Luke Sklar, president of Toronto-based market research broker Luke Sklar & Associates, which counts among its clients Heinz, CTV Television Network, Effem Foods, Pizza Hut, Purolator Courier, Black Photo and fashion retailer Dylex, says clients must be open-minded for research to be effective.

‘The question we ask our clients is, ‘What decision would you make if we didn’t commission any research?’ Sklar asks.

‘If they wouldn’t change their minds based on doing research, then we wouldn’t do any,’ he says.

‘Our job is to ensure our clients get a return on their research investment, which means they can make a decision with the right information by a) defining the problem, b) bringing the right supplier to the project at the right price and c) making sure that the information comes alive into a specific action plan.’

Sklar says many of the complaints attributed to poor market research can be blamed on clients and researchers who fail to properly define the question to be answered.

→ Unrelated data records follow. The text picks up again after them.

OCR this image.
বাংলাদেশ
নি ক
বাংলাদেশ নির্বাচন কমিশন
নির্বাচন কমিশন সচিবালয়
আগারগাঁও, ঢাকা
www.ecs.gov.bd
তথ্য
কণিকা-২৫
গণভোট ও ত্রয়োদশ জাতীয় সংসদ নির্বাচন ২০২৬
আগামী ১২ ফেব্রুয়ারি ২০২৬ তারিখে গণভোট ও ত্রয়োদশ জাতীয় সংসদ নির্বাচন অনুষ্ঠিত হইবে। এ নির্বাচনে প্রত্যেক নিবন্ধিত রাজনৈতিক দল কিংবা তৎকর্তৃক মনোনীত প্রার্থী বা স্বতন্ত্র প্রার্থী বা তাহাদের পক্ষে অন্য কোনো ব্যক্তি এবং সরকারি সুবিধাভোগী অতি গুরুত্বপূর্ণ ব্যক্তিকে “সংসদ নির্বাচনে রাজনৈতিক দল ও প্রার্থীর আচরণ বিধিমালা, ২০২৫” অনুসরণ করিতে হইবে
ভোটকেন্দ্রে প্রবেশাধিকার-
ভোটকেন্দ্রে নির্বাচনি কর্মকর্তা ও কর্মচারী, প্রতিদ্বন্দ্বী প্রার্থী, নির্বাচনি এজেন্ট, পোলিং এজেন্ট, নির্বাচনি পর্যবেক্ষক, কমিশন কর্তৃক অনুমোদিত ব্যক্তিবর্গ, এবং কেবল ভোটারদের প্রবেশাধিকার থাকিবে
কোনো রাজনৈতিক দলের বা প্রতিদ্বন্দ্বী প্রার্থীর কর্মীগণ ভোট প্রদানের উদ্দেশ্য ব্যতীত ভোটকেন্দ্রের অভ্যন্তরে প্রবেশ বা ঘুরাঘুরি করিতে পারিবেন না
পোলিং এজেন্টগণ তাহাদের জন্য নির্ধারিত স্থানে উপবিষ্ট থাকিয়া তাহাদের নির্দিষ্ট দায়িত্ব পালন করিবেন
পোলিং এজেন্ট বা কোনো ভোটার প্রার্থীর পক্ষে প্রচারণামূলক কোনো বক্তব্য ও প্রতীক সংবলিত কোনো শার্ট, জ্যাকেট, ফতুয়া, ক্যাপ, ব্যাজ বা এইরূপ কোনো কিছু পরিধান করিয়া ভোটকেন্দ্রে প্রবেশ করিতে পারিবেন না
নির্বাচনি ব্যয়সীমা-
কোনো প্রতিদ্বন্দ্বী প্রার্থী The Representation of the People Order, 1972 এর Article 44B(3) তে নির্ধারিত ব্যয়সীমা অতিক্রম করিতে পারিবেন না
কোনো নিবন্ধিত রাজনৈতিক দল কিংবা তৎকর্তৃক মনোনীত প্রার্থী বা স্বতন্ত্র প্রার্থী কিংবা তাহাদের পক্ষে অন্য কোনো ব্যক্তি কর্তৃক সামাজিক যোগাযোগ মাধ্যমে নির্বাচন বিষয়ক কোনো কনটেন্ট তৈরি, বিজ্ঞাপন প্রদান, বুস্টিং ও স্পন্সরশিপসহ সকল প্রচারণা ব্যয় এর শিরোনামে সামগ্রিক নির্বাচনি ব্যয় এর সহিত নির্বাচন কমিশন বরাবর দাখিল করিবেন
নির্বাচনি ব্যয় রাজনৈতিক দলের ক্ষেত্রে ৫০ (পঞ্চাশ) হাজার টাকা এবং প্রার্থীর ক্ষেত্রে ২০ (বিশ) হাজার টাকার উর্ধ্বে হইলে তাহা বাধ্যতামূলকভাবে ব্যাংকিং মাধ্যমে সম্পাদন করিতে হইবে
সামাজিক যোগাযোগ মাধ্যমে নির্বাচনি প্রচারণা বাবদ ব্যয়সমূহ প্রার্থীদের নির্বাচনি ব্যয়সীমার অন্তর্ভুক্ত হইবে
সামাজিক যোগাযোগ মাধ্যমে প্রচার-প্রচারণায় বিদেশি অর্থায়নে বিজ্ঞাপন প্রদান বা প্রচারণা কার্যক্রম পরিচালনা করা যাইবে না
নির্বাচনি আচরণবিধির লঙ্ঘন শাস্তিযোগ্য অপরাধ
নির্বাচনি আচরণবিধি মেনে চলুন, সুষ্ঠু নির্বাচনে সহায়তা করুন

‘It’s interesting that the bad research, the mistakes made in research, are usually in the area of problem definition – asking the right question to the right problems,’ he says.

‘If I could change anything in the field of market research, I wouldn’t let anyone talk about methodology, not even mention the words `telephone interview’ or `focus group’ or anything, until they had defined the problem.’

While both Sklar and Wingrove agree that the quality of market research in Canada compares favorably to market research done anywhere else in the world, both say there is room for improvement.

For Sklar, faster turnaround is a key issue.

‘The world is moving faster, and my opinion is that research takes too long,’ he says. ‘In the age of the computer, the research industry could work harder at getting quality information to clients more quickly.’

For Wingrove, the issue is not so much in the handling of the information (although he says he would like to see the information made more easily available to clients on an ‘as required’ basis) as a lack of research on the structure of the Canadian marketplace.

As Wingrove explains it, much of the market research taking place in Canada is geared toward finding niche markets for specialty products, which he says the small Canadian market cannot support, except as cottage industries.

Instead, he says, there should be more market research geared toward finding commonalities in consumer tastes around which product franchises of sufficient size can be built to make them economically viable.

‘A lot of the research methodologies used in Canada are similar to, or lifted directly from the u.s., and a lot of them are oriented toward finding these specific small segment opportunities, and that just doesn’t work as well, given our restricted population base.’

Other than that, Wingrove says he feels his clients are well served by the market research services available to them.

Asked whether the market research available in Canada supports his clients’ decision-making to the extent that they would like, Wingrove says ‘No, I don’t think so, and it probably never will.

‘One of the big reasons for that is clients, quite frankly, have a much more optimistic opinion as to what research can do than is justified by what research is actually capable of doing,’ he says.

‘And it’s simply because, for most of the research we do, we are dealing with human beings. And human beings are notoriously difficult individuals to understand and predict.

‘So the best research can hope to do is understand the broad patterns. And we are pretty good at that most of the time.

‘But, unfortunately for clients, we are not dealing with a commodity in the form of human beings. They just don’t lend themselves to that kind of precision. And I hope they never will.’